Rocket Hits House Near Kabul Airport Amid New Attack Alert
A huge burst was reported late Sunday afternoon from the city's north, which a security officer in the fallen administration said was a missile hitting a house.
A suspected rocket blast in Kabul on Sunday, just hours after US Vice President Joe Biden warned of a new terror strike, heightened tensions in the capital as a large airlift of tens of thousands of Afghans neared its end. Since the Taliban retook power two weeks ago, over 114,000 people have fled the nation via a US-led evacuation, and the operation is winding down amid warnings from Western powers that others may be left behind.
On Thursday, a suicide bomber from the local chapter of the Islamic State group targeted US troops, preventing large groups of people from entering the airport, turning a chaotic and desperate operation into a bloodbath. The attack killed over 100 people, including 13 US service members, delaying the airlift ahead of Biden's deadline for evacuations to be completed by Tuesday.
The Pentagon announced on Saturday that two "high-level" IS jihadists were killed in eastern Afghanistan as a result of retaliatory drone strikes, but Biden warned of additional attacks from the group."On the ground, the situation remains extraordinarily perilous, and the possibility of terrorist strikes on the airport remains high," Biden stated. "Our commanders informed me that an attack in the next 24-36 hours is highly likely."
Later, the US embassy in Kabul issued a warning on credible threats to certain areas of the airport, including the access gates. A huge burst was reported late Sunday afternoon from the city's north, which a security officer in the fallen administration said was a missile hitting a house. More information was not immediately available.
The Islamic State's Afghanistan-Pakistan chapter has been blamed for some of the deadliest strikes in those countries in recent years. Civilians have been slaughtered in mosques, public spaces, schools, and even hospitals. IS and the Taliban are both strict Sunni Islamists, but they are bitter enemies, both claiming to be the legitimate flag-bearers of jihad.
The IS attack has compelled the US military and the Taliban to work together to assure airport security, which was unthinkable just two weeks ago. Taliban fighters took Afghans from buses to the main passenger terminal on Saturday, where they were handed over to US forces for evacuation.
The military were visible throughout the civilian side of the airport grounds and annexe buildings, while US Marines on the passenger terminal roof kept an eye on them.
After a 20-year conflict, the adversaries were within 30 metres of each other, separated by only 30 metres.
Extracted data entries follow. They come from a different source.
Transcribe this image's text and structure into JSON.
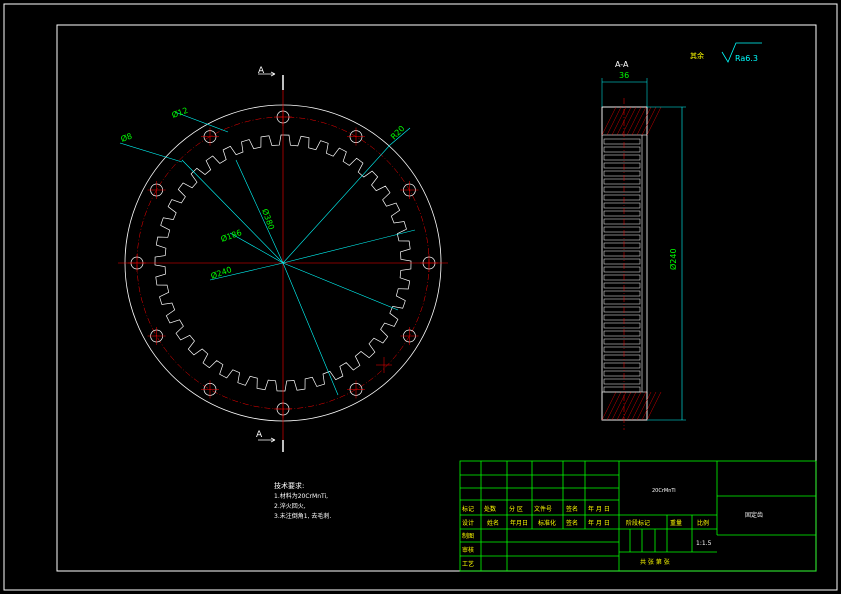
{
  "section": {
    "top_label": "A",
    "bottom_label": "A",
    "view_label": "A-A"
  },
  "roughness": {
    "prefix": "其余",
    "value": "Ra6.3"
  },
  "dims": {
    "hole_dia": "Ø12",
    "edge_dim": "Ø8",
    "radius": "R20",
    "pitch_circle": "Ø380",
    "inner_dia": "Ø186",
    "outer_dia": "Ø240",
    "width": "36",
    "height_dia": "Ø240"
  },
  "notes": {
    "title": "技术要求:",
    "lines": [
      "1.材料为20CrMnTi,",
      "2.淬火回火,",
      "3.未注倒角1, 去毛刺."
    ]
  },
  "title_block": {
    "header_cells": [
      "标记",
      "处数",
      "分 区",
      "文件号",
      "签名",
      "年 月 日"
    ],
    "row_design": [
      "设计",
      "姓名",
      "年月日",
      "标准化",
      "签名",
      "年 月 日"
    ],
    "row_labels": [
      "制图",
      "审核",
      "工艺"
    ],
    "stage_header": [
      "阶段标记",
      "重量",
      "比例"
    ],
    "scale": "1:1.5",
    "sheets": "共 张 第 张",
    "material": "20CrMnTi",
    "part_name": "固定齿"
  },
  "colors": {
    "frame": "#ffffff",
    "geometry": "#ffffff",
    "centerline": "#ff0000",
    "dimension": "#00ffff",
    "text": "#ffff00",
    "title_block": "#00ff00"
  }
}
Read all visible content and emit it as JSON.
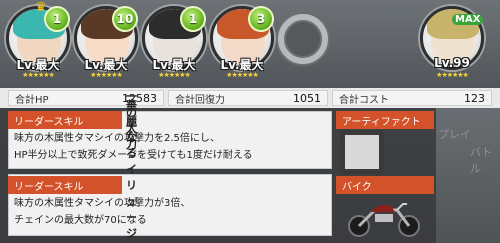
{
  "party": [
    {
      "level_badge": "1",
      "level_text": "Lv.最大",
      "stars": "★★★★★★",
      "face": "#f1d7bf",
      "hair": "#3bb7b0"
    },
    {
      "level_badge": "10",
      "level_text": "Lv.最大",
      "stars": "★★★★★★",
      "face": "#f6dcc7",
      "hair": "#5a3a26"
    },
    {
      "level_badge": "1",
      "level_text": "Lv.最大",
      "stars": "★★★★★★",
      "face": "#e7e2dc",
      "hair": "#2c2c2c"
    },
    {
      "level_badge": "3",
      "level_text": "Lv.最大",
      "stars": "★★★★★★",
      "face": "#f3d9c7",
      "hair": "#c8582a"
    }
  ],
  "helper": {
    "level_text": "Lv.99",
    "max_label": "MAX",
    "stars": "★★★★★★",
    "face": "#efe3cf",
    "hair": "#c7b46a"
  },
  "stats": {
    "hp_label": "合計HP",
    "hp_value": "12583",
    "heal_label": "合計回復力",
    "heal_value": "1051",
    "cost_label": "合計コスト",
    "cost_value": "123"
  },
  "leader_skill": {
    "tag": "リーダースキル",
    "name": "一の太刀",
    "desc1": "味方の木属性タマシイの攻撃力を2.5倍にし、",
    "desc2": "HP半分以上で致死ダメージを受けても1度だけ耐える"
  },
  "sub_leader_skill": {
    "tag": "リーダースキル",
    "name": "華麗なるイリュージョン",
    "desc1": "味方の木属性タマシイの攻撃力が3倍、",
    "desc2": "チェインの最大数が70になる"
  },
  "artifact": {
    "label": "アーティファクト"
  },
  "bike": {
    "label": "バイク"
  },
  "ghost": {
    "a": "プレイ",
    "b": "バトル"
  },
  "colors": {
    "accent": "#d4522a",
    "badge": "#5fae1c",
    "star": "#f7d33a"
  }
}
The Taliban's "Badri" special soldiers were also handed to the now-defeated Afghan army, riding in American Humvees. The Taliban's spokesman, Bilal Karimi, stated that the group's militants had already moved into parts of the military side of the airport, but the Pentagon emphasised that US forces controlled the gates and the airlift.
US troops have begun to evacuate, according to Pentagon spokesman John Kirby, who would not specify how many were remaining. Biden was scheduled to attend a ceremony and meet with the victims' relatives on Sunday at an air force post in Delaware, where the remains of the servicemen killed in Kabul had been moved.
- 'Heartbreaking' -
Western allies that helped with the airlift have mostly already ended their flights, with some voicing despair at not being able to fly out everyone at risk.
The head of Britain's armed forces, General Sir Nick Carter, told the BBC it was "heartbreaking" that "we haven't been able to bring everybody out". A White House official said 2,900 people were evacuated in 24 hours between Saturday and Sunday, a drastic reduction from earlier in the week.
Two Afghan athletes were able to leave last weekend and spent a week in France before a "major global operation" took them to Japan for the Tokyo Paralympics. There was an emotional welcome for Zakia Khudadadi and Hossain Rasouli at the athletes' village on Saturday night.
"There were lots of tears from everyone in the room," said International Paralympic Committee spokesman Craig Spence. Beyond Tuesday, French President Emmanuel Macron claimed discussions with the Taliban had begun to "protect and repatriate" at-risk Afghan people.
On Monday, France and the United Kingdom will encourage the UN to work toward the formation of a "safe zone" in Kabul to protect humanitarian activities, he said. By the end of 2021, the UN expects a "worst-case scenario" of up to half a million more Afghan refugees, according to the UN.
Thousands of people used to swarm the perimeter of the airport, hoping to be let through and onto a plane. The Taliban have now closed down all routes leading to the complex, allowing only authorised buses to pass.